The starting material for the experiments was the natural subalkaline dacite JA1 (GSJ standard reference material, ~65 wt% SiO2). A nominally anhydrous glass was prepared from the starting material, and the glass was equilibrated with water in an internally heated pressure vessel for ~24 hours at 1000-1200 °C and 100-200 MPa. Double capsule technique was employed to control the oxygen fugacity in the sample along Ni-NiO buffer during the experiments. The water content in the quenched glass was determined from the near infrared absorption intensities of the hydroxyl groups band at ~4500 cm-1 and the molecular water band at ~5200 cm-1 using the molar absorption coefficients of Ohlhost et al. (2001).

Results of this study are overall consistent with previous determinations of pressure- and temperature-dependence of water solubility in rhyolitic melts. Water solubility in the dacitic melt increases with pressure at a fixed temperature, and decreases with temperature at a fixed pressure.

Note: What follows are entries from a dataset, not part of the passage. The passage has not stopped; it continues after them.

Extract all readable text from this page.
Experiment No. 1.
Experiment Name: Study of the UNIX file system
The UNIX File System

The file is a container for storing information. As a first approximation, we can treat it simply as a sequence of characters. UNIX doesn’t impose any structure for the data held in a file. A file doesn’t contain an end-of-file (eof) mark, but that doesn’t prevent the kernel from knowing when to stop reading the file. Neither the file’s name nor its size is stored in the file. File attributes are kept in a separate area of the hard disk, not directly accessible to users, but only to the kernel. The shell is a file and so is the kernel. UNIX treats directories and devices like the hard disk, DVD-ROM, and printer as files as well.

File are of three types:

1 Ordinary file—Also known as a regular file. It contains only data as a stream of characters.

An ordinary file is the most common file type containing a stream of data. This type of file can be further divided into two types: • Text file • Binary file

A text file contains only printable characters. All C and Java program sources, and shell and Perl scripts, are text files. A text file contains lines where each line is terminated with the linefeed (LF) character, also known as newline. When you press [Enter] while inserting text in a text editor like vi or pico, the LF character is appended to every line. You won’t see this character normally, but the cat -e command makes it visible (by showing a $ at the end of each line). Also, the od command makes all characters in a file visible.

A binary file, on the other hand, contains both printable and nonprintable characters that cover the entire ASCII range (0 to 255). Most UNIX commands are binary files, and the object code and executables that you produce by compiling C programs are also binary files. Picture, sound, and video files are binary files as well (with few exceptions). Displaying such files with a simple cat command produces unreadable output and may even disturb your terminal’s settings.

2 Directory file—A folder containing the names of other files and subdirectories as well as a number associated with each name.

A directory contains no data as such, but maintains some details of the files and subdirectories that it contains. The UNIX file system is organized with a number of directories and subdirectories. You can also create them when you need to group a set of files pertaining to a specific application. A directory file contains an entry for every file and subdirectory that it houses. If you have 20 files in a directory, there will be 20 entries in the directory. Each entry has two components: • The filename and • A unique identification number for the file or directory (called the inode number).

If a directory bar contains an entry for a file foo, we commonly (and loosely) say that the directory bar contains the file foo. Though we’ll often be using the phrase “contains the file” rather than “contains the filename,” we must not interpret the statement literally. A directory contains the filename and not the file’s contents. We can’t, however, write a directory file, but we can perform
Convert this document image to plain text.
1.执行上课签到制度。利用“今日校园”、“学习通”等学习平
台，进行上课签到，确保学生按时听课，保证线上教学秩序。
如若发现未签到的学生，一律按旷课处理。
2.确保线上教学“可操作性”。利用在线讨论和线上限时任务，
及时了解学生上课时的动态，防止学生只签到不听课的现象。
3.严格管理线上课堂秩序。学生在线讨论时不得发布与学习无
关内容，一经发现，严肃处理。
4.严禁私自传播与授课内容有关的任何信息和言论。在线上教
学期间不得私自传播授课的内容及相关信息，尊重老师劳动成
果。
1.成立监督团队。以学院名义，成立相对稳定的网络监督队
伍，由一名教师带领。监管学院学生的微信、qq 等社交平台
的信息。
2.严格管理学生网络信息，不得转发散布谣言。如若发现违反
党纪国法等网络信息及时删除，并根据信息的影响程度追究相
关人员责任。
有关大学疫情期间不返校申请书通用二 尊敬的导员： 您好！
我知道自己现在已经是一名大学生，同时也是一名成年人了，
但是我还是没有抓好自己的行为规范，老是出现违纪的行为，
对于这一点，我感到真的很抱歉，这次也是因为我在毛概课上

On the other hand, the water solubility in the dacitic melt was found to be 10-20 % (relative, on the mole fraction basis) greater than those previously determined by Holtz et al. (1992; 1995) and Yamashita (1999) for the rhyolitic melts when compared at the same pressure and temperature condition. This advocates that the effect of melt composition play a noticeable role in controlling the degree of water oversaturation during magmatic processes. When a hotter basaltic magma is injected to a colder rhyolitic magma body, a purely thermal effect on water solubility enhances formation of vapor bubbles in the rhyolitic magma (e.g., Yamashita, 1999). Once hybridization between the melt portions of the two magmas proceeds, the effect of melt composition on water solubility becomes important, i.e., already present, sub-millimeter size bubbles (thus their buoyant separation is limited) can be resorbed by the hybridized melt which has an intermediate composition.

References: Holtz et al., Chem. Geol., 96, 289-302, 1992; Holtz et al., Amer. Mineral., 80, 94-108, 1995; Ohlhost et al., Chem. Geol., 174, 5-20, 2001; Yamashita, J. Petrol., 40, 1497-1507, 1999.